AI companies are extraordinarily good at building foundation models, but their teams are not experts in the intricate epistemic disputes that sit at the heart of presenting breaking news about global conflicts, geopolitical affairs, or contested domestic policy in a fair and contextually rich manner. It’s simply not their core competency, and even when their intentions are good, they carry biases—both ideological and commercial—that inevitably shape how their models handle sensitive topics.

Government, meanwhile, can and should set ground rules; the OMB guidance is a reasonable start. But the government cannot and should not be in the business of adjudicating specific pieces of AI-generated content. That path leads to exactly the kind of state-directed information control that the First Amendment is designed to prevent, and that critics on both sides of the aisle rightly fear.

This is why the institutional infrastructure for evaluating AI on politically sensitive topics needs to be credibly independent. Independent of the AI companies whose models are being evaluated, and independent of the government that has its own political interests in the outcome. This is what we’re building at Forum AI.

Our Solution: LLM Judges Trained by World-Class Experts

At Forum, we’ve assembled a bipartisan team of independent experts with distinguished careers spanning national intelligence, journalism, academic research, and foreign policy—people whose professional reputations rest on getting the hard calls right, not on advancing a partisan agenda.

Working with these experts, we’ve developed a novel system that learns from their judgments as they evaluate the most contested, most challenging, and most important epistemic claims about our world. Rather than promoting a particular ideology, the approach starts from the evidence base, the state of expert knowledge, and the irreducible uncertainties that honest analysts have to grapple with every day.

The result is a set of credibly independent, expert-driven evaluations that show exactly how the leading AI models are handling breaking news and politically sensitive topics: where they’re getting it right, precisely where they’re going wrong, and concretely how they can improve.

Why This Matters Now

The Iran strikes aren’t the last crisis that will send millions of people to their AI chatbots looking for answers. The OMB’s March 11 deadline is approaching, and agencies across the federal government are scrambling to figure out how to evaluate AI models for bias and accuracy with no established playbook. The Anthropic-Pentagon dispute has made it viscerally clear that the politics of AI bias aren’t going away—they’re intensifying.

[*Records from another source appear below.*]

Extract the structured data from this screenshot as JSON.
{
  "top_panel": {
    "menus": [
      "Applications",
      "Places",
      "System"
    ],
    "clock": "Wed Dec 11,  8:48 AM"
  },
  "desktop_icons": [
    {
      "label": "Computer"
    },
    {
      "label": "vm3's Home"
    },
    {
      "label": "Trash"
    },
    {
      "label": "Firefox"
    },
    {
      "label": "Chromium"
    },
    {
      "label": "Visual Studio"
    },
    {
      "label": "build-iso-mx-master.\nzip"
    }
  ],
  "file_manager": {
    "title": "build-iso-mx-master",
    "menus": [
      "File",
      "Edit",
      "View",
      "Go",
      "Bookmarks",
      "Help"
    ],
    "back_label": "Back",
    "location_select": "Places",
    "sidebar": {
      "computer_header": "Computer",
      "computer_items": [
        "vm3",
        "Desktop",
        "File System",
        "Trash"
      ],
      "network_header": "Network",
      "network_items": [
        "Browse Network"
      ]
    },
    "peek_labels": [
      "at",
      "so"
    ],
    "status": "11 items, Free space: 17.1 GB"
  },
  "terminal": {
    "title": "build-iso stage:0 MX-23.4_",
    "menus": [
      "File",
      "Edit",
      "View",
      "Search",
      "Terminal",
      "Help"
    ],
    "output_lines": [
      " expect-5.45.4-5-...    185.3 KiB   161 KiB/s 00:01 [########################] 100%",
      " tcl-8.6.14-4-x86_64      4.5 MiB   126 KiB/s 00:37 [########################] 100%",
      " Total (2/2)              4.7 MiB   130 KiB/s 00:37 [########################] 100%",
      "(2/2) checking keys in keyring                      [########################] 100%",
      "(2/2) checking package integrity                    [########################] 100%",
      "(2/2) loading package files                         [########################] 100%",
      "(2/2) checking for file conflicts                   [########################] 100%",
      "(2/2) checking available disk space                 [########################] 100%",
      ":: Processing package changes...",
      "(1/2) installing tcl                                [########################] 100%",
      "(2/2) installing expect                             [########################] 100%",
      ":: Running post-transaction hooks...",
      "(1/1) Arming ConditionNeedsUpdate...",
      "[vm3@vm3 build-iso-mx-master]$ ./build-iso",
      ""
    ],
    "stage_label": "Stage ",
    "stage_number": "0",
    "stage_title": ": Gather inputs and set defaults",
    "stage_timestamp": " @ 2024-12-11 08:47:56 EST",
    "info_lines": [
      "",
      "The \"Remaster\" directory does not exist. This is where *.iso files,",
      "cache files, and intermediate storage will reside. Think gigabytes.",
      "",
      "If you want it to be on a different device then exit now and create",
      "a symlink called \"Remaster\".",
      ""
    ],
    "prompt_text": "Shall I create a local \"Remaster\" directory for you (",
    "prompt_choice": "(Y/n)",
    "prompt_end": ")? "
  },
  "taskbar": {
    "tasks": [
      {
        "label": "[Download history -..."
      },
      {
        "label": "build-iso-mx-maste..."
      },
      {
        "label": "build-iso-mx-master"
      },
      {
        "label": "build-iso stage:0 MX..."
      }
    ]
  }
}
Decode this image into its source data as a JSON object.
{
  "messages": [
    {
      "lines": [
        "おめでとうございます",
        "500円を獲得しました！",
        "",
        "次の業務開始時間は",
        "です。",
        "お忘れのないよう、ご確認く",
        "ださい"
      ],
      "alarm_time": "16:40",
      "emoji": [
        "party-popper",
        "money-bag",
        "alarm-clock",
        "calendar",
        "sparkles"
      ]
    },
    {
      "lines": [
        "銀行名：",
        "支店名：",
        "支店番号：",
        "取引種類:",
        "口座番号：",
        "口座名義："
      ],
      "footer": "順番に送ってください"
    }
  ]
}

In this environment, the worst outcome would be for AI bias evaluation to become just another front in the culture war, a tool for punishing companies whose politics you don’t like rather than a genuine effort to make AI more trustworthy for everyone. The best outcome would be an independent, expert-driven infrastructure that both sides of the political spectrum, and the AI companies themselves, can trust. That’s what we’re building. More details soon.

ANDY HALL is the Davies Family Professor of Political Economy at Stanford GSB and a Senior Fellow at the Hoover Institution, as well as an advisor to Forum AI.